Richard Pierce

Richard Pierce – author, poet, painter

Life, Writing

Day 218

This is what happens when you get up early, do radio, and then decide you will take the day as a relax and chill day – you lose track of time, and it ends up being late by the time you even get virtual pen to paper. Doing the show this morning was good fun. Even though I was doing it as a show to add to our pre-record bank for when we’re short of DJs, one of my loyal listeners was messaging me throughout, so it was good to have some company and a bit of banter. And there were other listeners, too, apparently. I still think Radio Stradbroke should be bigger than Radio 1, in all honesty. We’re simply better.

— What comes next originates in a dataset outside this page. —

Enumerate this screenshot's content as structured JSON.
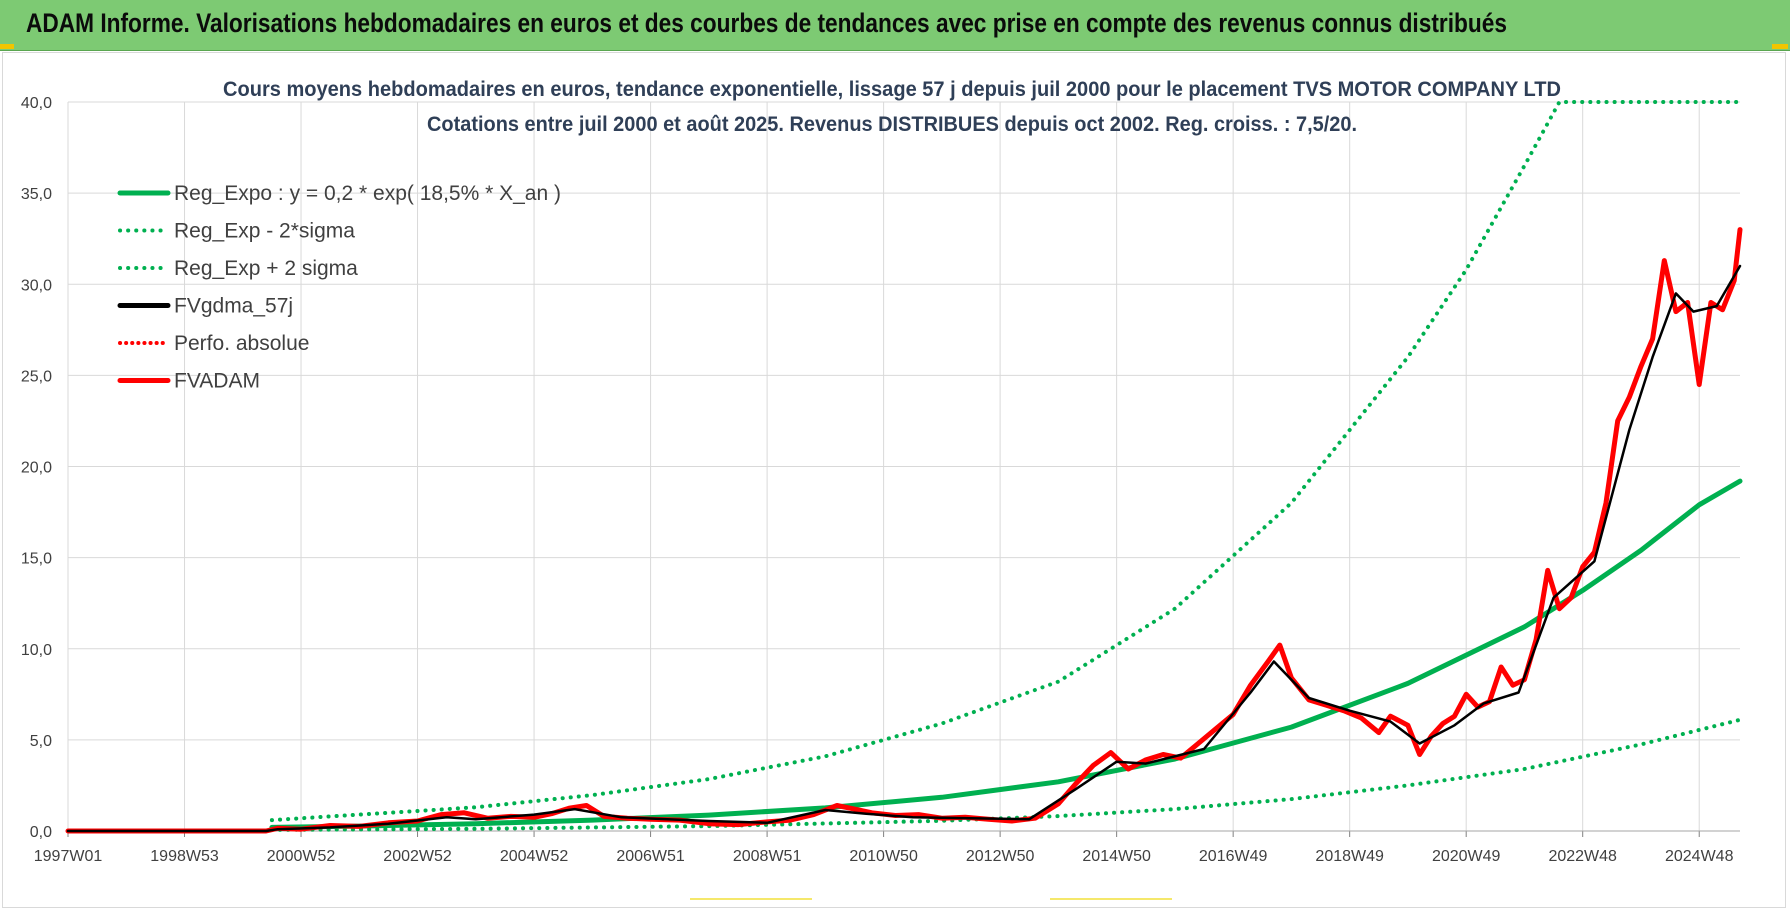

So, it’s early evening already, and I’ve not yet been for my daily walk. I have picked up A from her first work day of the new football season, and now M has taken her back down to the station because she’s off to a party tonight. I remember having that much energy. I did spend an hour or so updating all the podcasts for Radio Stradbroke, and I must have done at least one hour of Greek lessons, too, to add to the 8 hours I’ve already done this week, as well as indulging in one of my favourite lazy pleasures – lying across my bed on my stomach, and reading a book. I enjoy that immensely. It makes me feel relaxed, decadent, and at peace (even if the book I’m reading, like the one now, is about a disturbing subject matter; in this case a novel about slavery which T, my sister in Germany, sent me).

I shall write Aggie after I get back from my walk. I’ll read what I wrote yesterday, and then let that swill around in my mind until it makes new words for me, or the characters make them for me, which is probably more accurate. I do sometimes ask myself what my characters think of me, the guy who carries them around in his head all the time. Do they look at me from the screen as I transcribe what they’re doing, and shake their heads at the middle-aged bloke who sits at the same desk every day, do they ask themselves why I’m actually bothering with their lives, and do they wish I’d just leave them to get on with it rather than interrupting them with my questions and my thoughts as I’m writing down theirs? I guess I’ll never know. But they’re never just characters, are they? They’re real people.